De la France à l’Espagne, en passant par la Catalogne

Article publié le 22 janvier 2002
Publié par la communauté
Article publié le 22 janvier 2002

Attention cet article n'est paru dans aucun groupe du magazine et n'a donc fait l'objet d'aucune relecture.

Quand une étudiante française tente de comprendre la nation espagnole, l’exemple catalan lui permet d’apprécier toutes les différences avec son pays natal.

Lors du sommet européen de Barcelone, en mars 2002, j’ai songé avec nostalgie à cette ville dans laquelle j’ai vécu durant 9 mois en tant qu’étudiante ERASMUS. Pour tout dire, je ne réalisais pas vraiment la richesse de la culture que j’allais découvrir en posant les pieds en terre catalane. Je savais bien sûr que ses habitants parlaient une langue régionale, « officielle » au même titre que l’Espagnol, mais je me figurais qu’il s’agissait plus d’une tradition, comme le Breton ou l’Alsacien en France. Il n’en est rien. Je crois même que les neuf mois passés là bas ne m’ont pas été suffisants pour comprendre tout à fait leur identité régionale au sein de la nation espagnole. Je parle bien de comprendre, et non d’accepter, qui est bien plus facile.

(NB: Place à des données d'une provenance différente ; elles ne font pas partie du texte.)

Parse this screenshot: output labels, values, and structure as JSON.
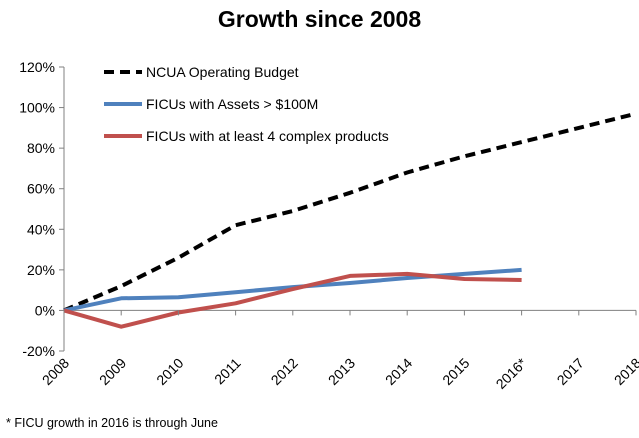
{
  "chart_data": {
    "type": "line",
    "title": "Growth since 2008",
    "xlabel": "",
    "ylabel": "",
    "categories": [
      "2008",
      "2009",
      "2010",
      "2011",
      "2012",
      "2013",
      "2014",
      "2015",
      "2016*",
      "2017",
      "2018"
    ],
    "ylim": [
      -0.2,
      1.2
    ],
    "yticks": [
      -0.2,
      0,
      0.2,
      0.4,
      0.6,
      0.8,
      1.0,
      1.2
    ],
    "ytick_labels": [
      "-20%",
      "0%",
      "20%",
      "40%",
      "60%",
      "80%",
      "100%",
      "120%"
    ],
    "grid": false,
    "legend_position": "top-left",
    "series": [
      {
        "name": "NCUA Operating Budget",
        "color": "#000000",
        "dash": "dashed",
        "values": [
          0,
          0.12,
          0.26,
          0.42,
          0.49,
          0.58,
          0.68,
          0.76,
          0.83,
          0.9,
          0.97
        ]
      },
      {
        "name": "FICUs with Assets > $100M",
        "color": "#4F81BD",
        "dash": "solid",
        "values": [
          0,
          0.06,
          0.065,
          0.09,
          0.115,
          0.135,
          0.16,
          0.18,
          0.2,
          null,
          null
        ]
      },
      {
        "name": "FICUs with at least 4 complex products",
        "color": "#C0504D",
        "dash": "solid",
        "values": [
          0,
          -0.08,
          -0.01,
          0.035,
          0.105,
          0.17,
          0.18,
          0.155,
          0.15,
          null,
          null
        ]
      }
    ]
  },
  "footnote": "* FICU growth in 2016 is through June"
}
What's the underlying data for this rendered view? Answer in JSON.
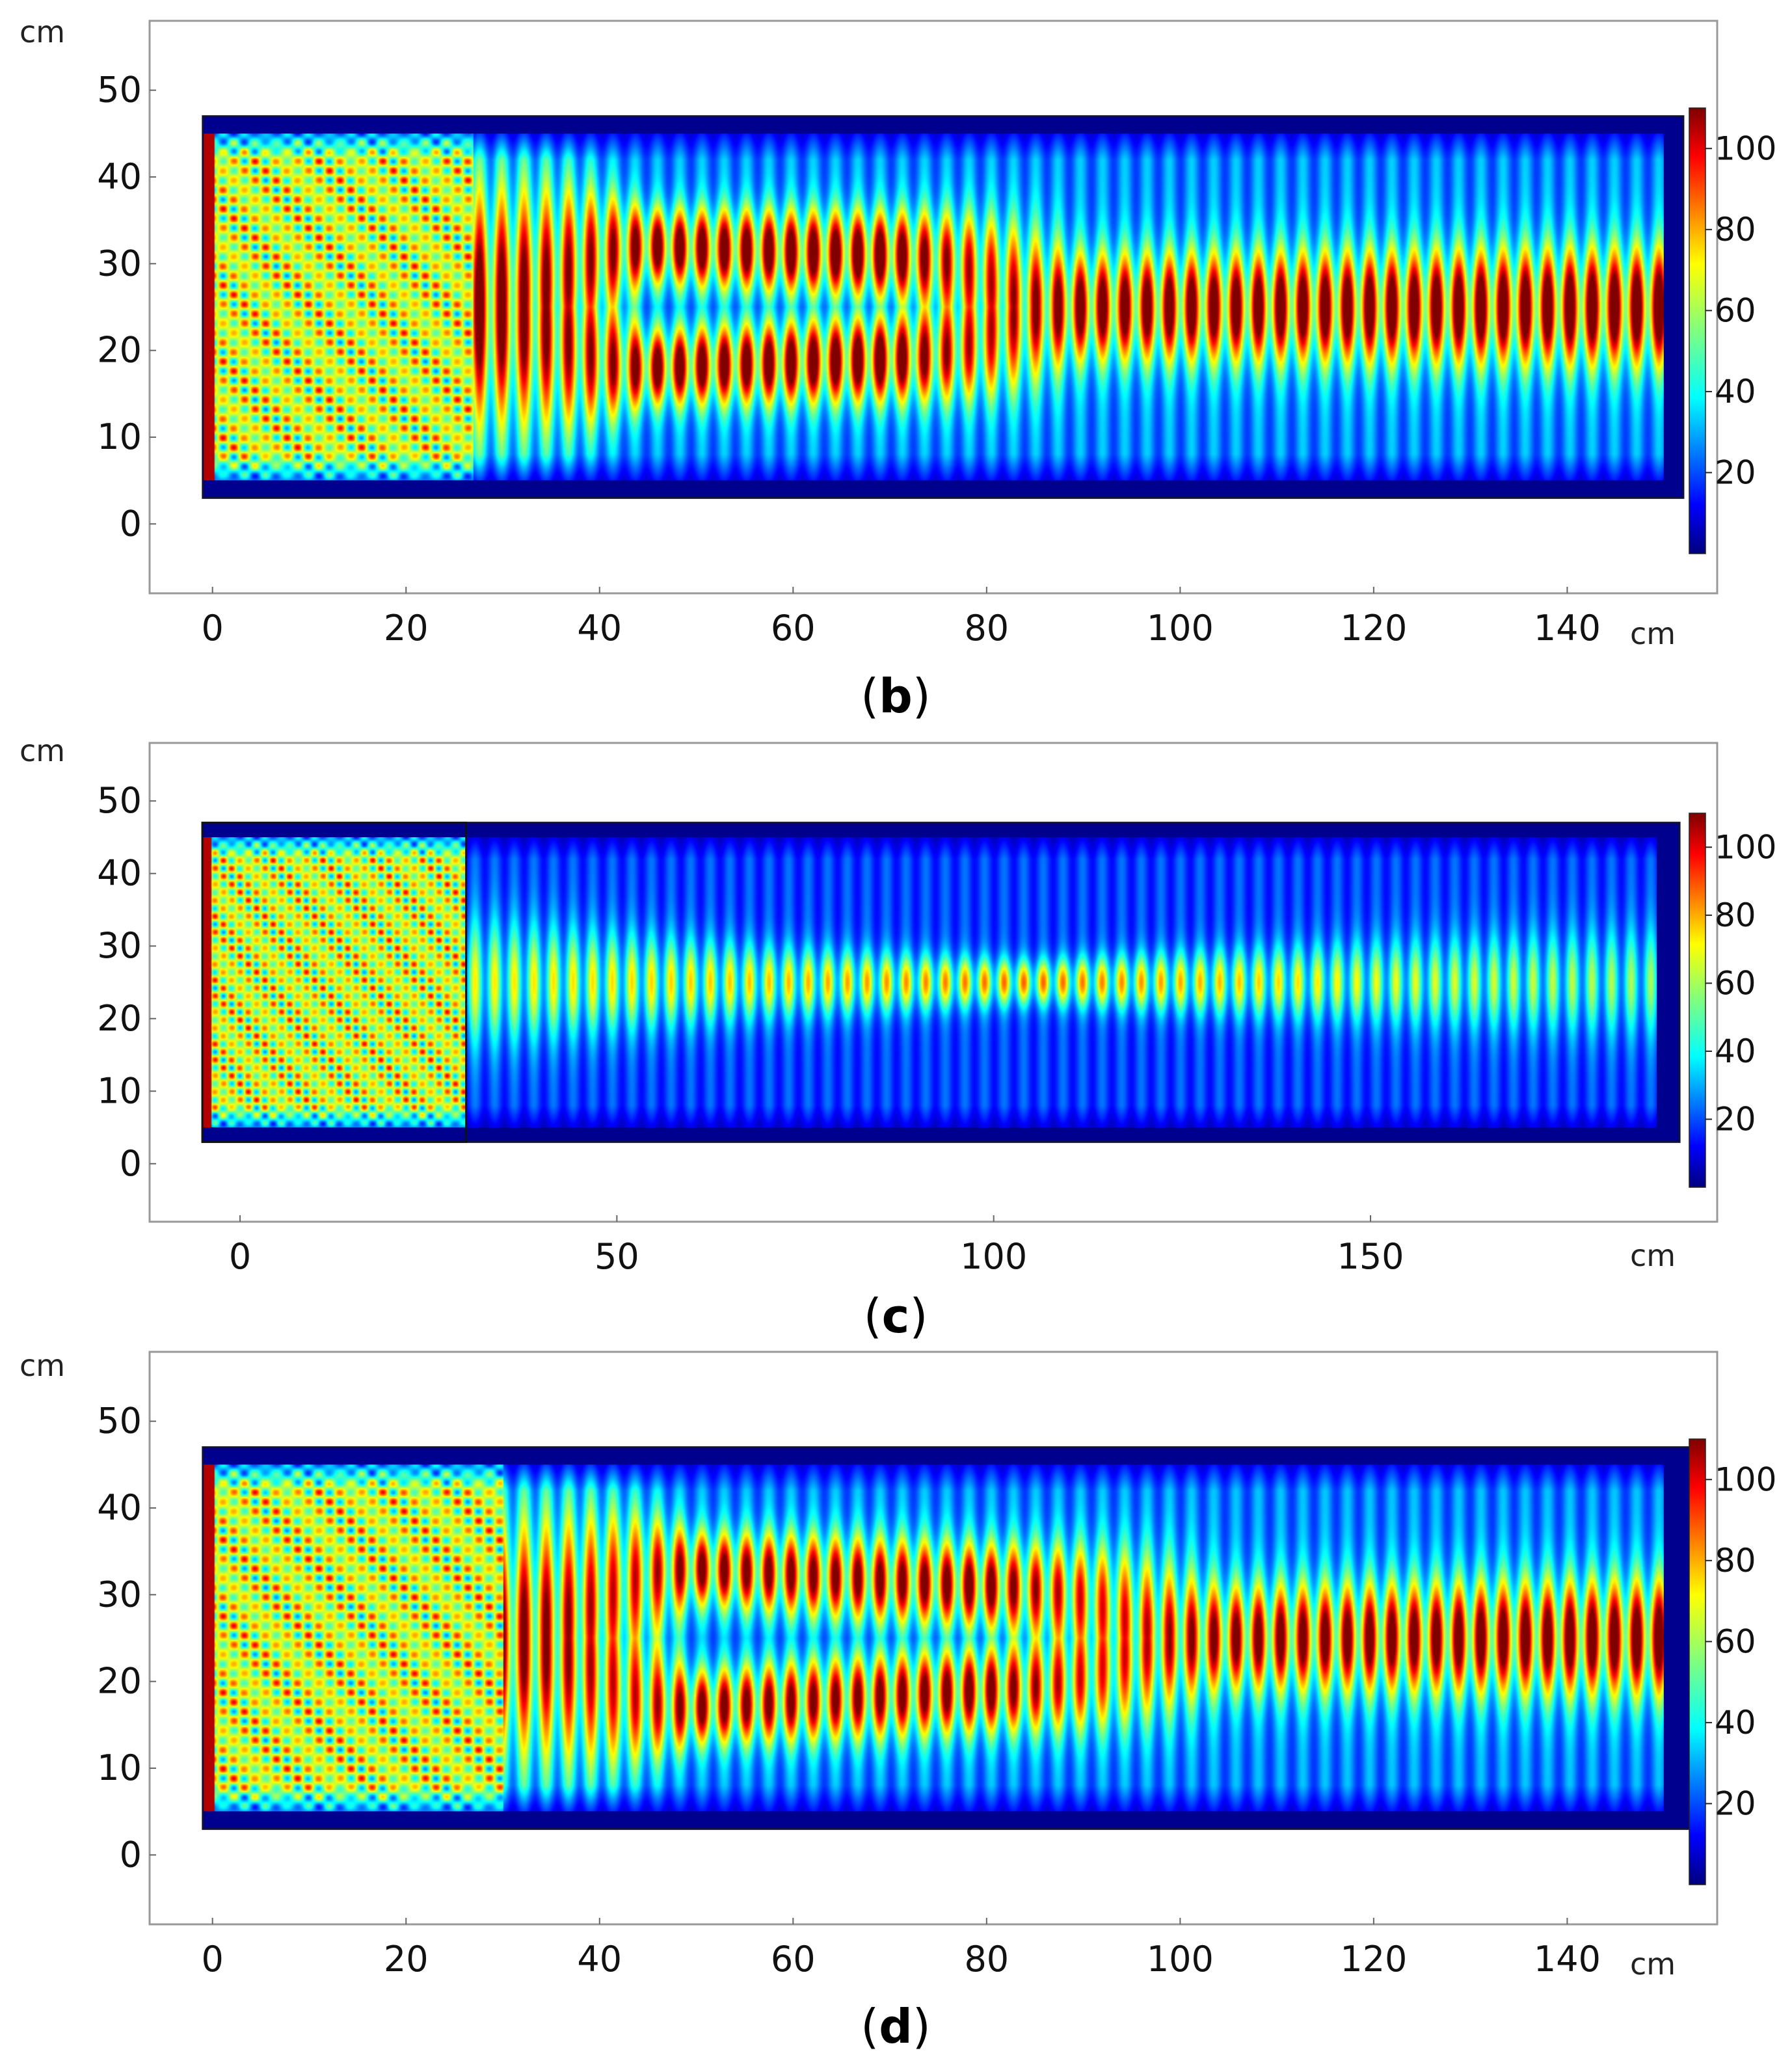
{
  "panels": [
    {
      "caption_open": "(",
      "caption_letter": "b",
      "caption_close": ")",
      "chart_data": {
        "type": "heatmap",
        "xlabel": "cm",
        "ylabel": "cm",
        "xlim": [
          -6.5,
          155.5
        ],
        "ylim": [
          -8,
          58
        ],
        "xticks": [
          0,
          20,
          40,
          60,
          80,
          100,
          120,
          140
        ],
        "yticks": [
          0,
          10,
          20,
          30,
          40,
          50
        ],
        "domain_x": [
          -1,
          152
        ],
        "domain_y": [
          3,
          47
        ],
        "field_x": [
          -1,
          150
        ],
        "field_y": [
          5,
          45
        ],
        "inner_box_x": null,
        "colorbar": {
          "range": [
            0,
            110
          ],
          "ticks": [
            20,
            40,
            60,
            80,
            100
          ],
          "colormap": "jet"
        },
        "field": {
          "ripple_period_cm": 2.3,
          "source_zone_end_cm": 27,
          "beam": [
            {
              "x": 0,
              "centers": [
                25
              ],
              "width": 24,
              "amp": 0.85
            },
            {
              "x": 27,
              "centers": [
                25
              ],
              "width": 22,
              "amp": 0.85
            },
            {
              "x": 45,
              "centers": [
                18,
                32
              ],
              "width": 7,
              "amp": 0.85
            },
            {
              "x": 70,
              "centers": [
                19,
                31
              ],
              "width": 8,
              "amp": 0.9
            },
            {
              "x": 90,
              "centers": [
                25
              ],
              "width": 10,
              "amp": 0.85
            },
            {
              "x": 150,
              "centers": [
                25
              ],
              "width": 11,
              "amp": 0.92
            }
          ],
          "background": 0.33
        }
      }
    },
    {
      "caption_open": "(",
      "caption_letter": "c",
      "caption_close": ")",
      "chart_data": {
        "type": "heatmap",
        "xlabel": "cm",
        "ylabel": "cm",
        "xlim": [
          -12,
          196
        ],
        "ylim": [
          -8,
          58
        ],
        "xticks": [
          0,
          50,
          100,
          150
        ],
        "yticks": [
          0,
          10,
          20,
          30,
          40,
          50
        ],
        "domain_x": [
          -5,
          191
        ],
        "domain_y": [
          3,
          47
        ],
        "field_x": [
          -5,
          188
        ],
        "field_y": [
          5,
          45
        ],
        "inner_box_x": [
          -5,
          30
        ],
        "colorbar": {
          "range": [
            0,
            110
          ],
          "ticks": [
            20,
            40,
            60,
            80,
            100
          ],
          "colormap": "jet"
        },
        "field": {
          "ripple_period_cm": 2.6,
          "source_zone_end_cm": 30,
          "beam": [
            {
              "x": 30,
              "centers": [
                25
              ],
              "width": 14,
              "amp": 0.4
            },
            {
              "x": 70,
              "centers": [
                25
              ],
              "width": 8,
              "amp": 0.45
            },
            {
              "x": 105,
              "centers": [
                25
              ],
              "width": 5,
              "amp": 0.55
            },
            {
              "x": 150,
              "centers": [
                25
              ],
              "width": 9,
              "amp": 0.38
            },
            {
              "x": 188,
              "centers": [
                25
              ],
              "width": 12,
              "amp": 0.3
            }
          ],
          "background": 0.24
        }
      }
    },
    {
      "caption_open": "(",
      "caption_letter": "d",
      "caption_close": ")",
      "chart_data": {
        "type": "heatmap",
        "xlabel": "cm",
        "ylabel": "cm",
        "xlim": [
          -6.5,
          155.5
        ],
        "ylim": [
          -8,
          58
        ],
        "xticks": [
          0,
          20,
          40,
          60,
          80,
          100,
          120,
          140
        ],
        "yticks": [
          0,
          10,
          20,
          30,
          40,
          50
        ],
        "domain_x": [
          -1,
          153
        ],
        "domain_y": [
          3,
          47
        ],
        "field_x": [
          -1,
          150
        ],
        "field_y": [
          5,
          45
        ],
        "inner_box_x": null,
        "colorbar": {
          "range": [
            0,
            110
          ],
          "ticks": [
            20,
            40,
            60,
            80,
            100
          ],
          "colormap": "jet"
        },
        "field": {
          "ripple_period_cm": 2.3,
          "source_zone_end_cm": 30,
          "beam": [
            {
              "x": 0,
              "centers": [
                25
              ],
              "width": 24,
              "amp": 0.8
            },
            {
              "x": 30,
              "centers": [
                25
              ],
              "width": 22,
              "amp": 0.8
            },
            {
              "x": 50,
              "centers": [
                17,
                33
              ],
              "width": 7,
              "amp": 0.8
            },
            {
              "x": 80,
              "centers": [
                19,
                31
              ],
              "width": 8,
              "amp": 0.82
            },
            {
              "x": 105,
              "centers": [
                25
              ],
              "width": 10,
              "amp": 0.8
            },
            {
              "x": 150,
              "centers": [
                25
              ],
              "width": 11,
              "amp": 0.88
            }
          ],
          "background": 0.32
        }
      }
    }
  ]
}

Moi, petite Française, je ne comprenais pas l’obstination de certains jeunes de l’université où j’étudiais à ne parler que Catalan, et la volonté de quelques professeurs à dispenser leurs cours dans cette langue, malgré les protestations des étudiants étrangers. J’ai commencé à saisir les différences intrinsèques entre la nation française et la nation espagnole quand un groupe d’étudiants m’a confié se sentir Catalans, et non Espagnols. Jamais en France je n’avais entendu quelqu’un dire qu’il se sentait plus Lorrain, Bourguignon, ou Picard, que Français ! Je me suis alors trouvé face à un paradoxe : tout au long de leur histoire, la France comme l’Espagne ont tenté de construire un centre étatique et administratif fort. Or, si la France y est parvenue, peut-être même trop bien, l’Espagne au contraire est aujourd’hui organisée en Provinces quasi autonomes, ayant parfois deux langues officielles, comme en Catalogne ou au Pays basque. Et pourquoi, alors que la gauche traditionnelle française veut une unité et une cohésion nationale forte, c’est la droite espagnole qui tient ce genre de discours ?

Comprendre grâce à l’histoire

La complexité de la nation espagnole, c’est-à-dire le sentiment d’appartenir à une même communauté, au travers de valeurs communes, apparaît dans toute sa splendeur dans l’exemple catalan. Et quand certains Galiciens, à Saint-Jacques de Compostelle, vous font une critique acerbe d’un Catalan caricaturé à l’extrême, la dispersion du sentiment national est flagrante. L’histoire, comme toujours, peut nous aider à saisir ce phénomène. Pour n’étudier que le vingtième siècle, l’Espagne a subi une dictature pendant trente-six années. De 1939 à 1975, en effet, le général Franco détenait le pouvoir. Franco voulait centraliser le pays, et gommer les différences régionales à tel point qu’il interdit en Catalogne l’usage du Catalan dans les écoles et autres lieux publics. Un couple de septuagénaires avec lequel j’avais sympathisé m’a raconté qu’à cette époque, ce genre de mesures avait été très difficilement accepté et rarement appliqué. Il semble de plus, selon leurs dires, que Franco ne portait pas cette province dans son cœur, pour y avoir rencontré de fortes oppositions, voire même de violentes actions de résistance envers son régime.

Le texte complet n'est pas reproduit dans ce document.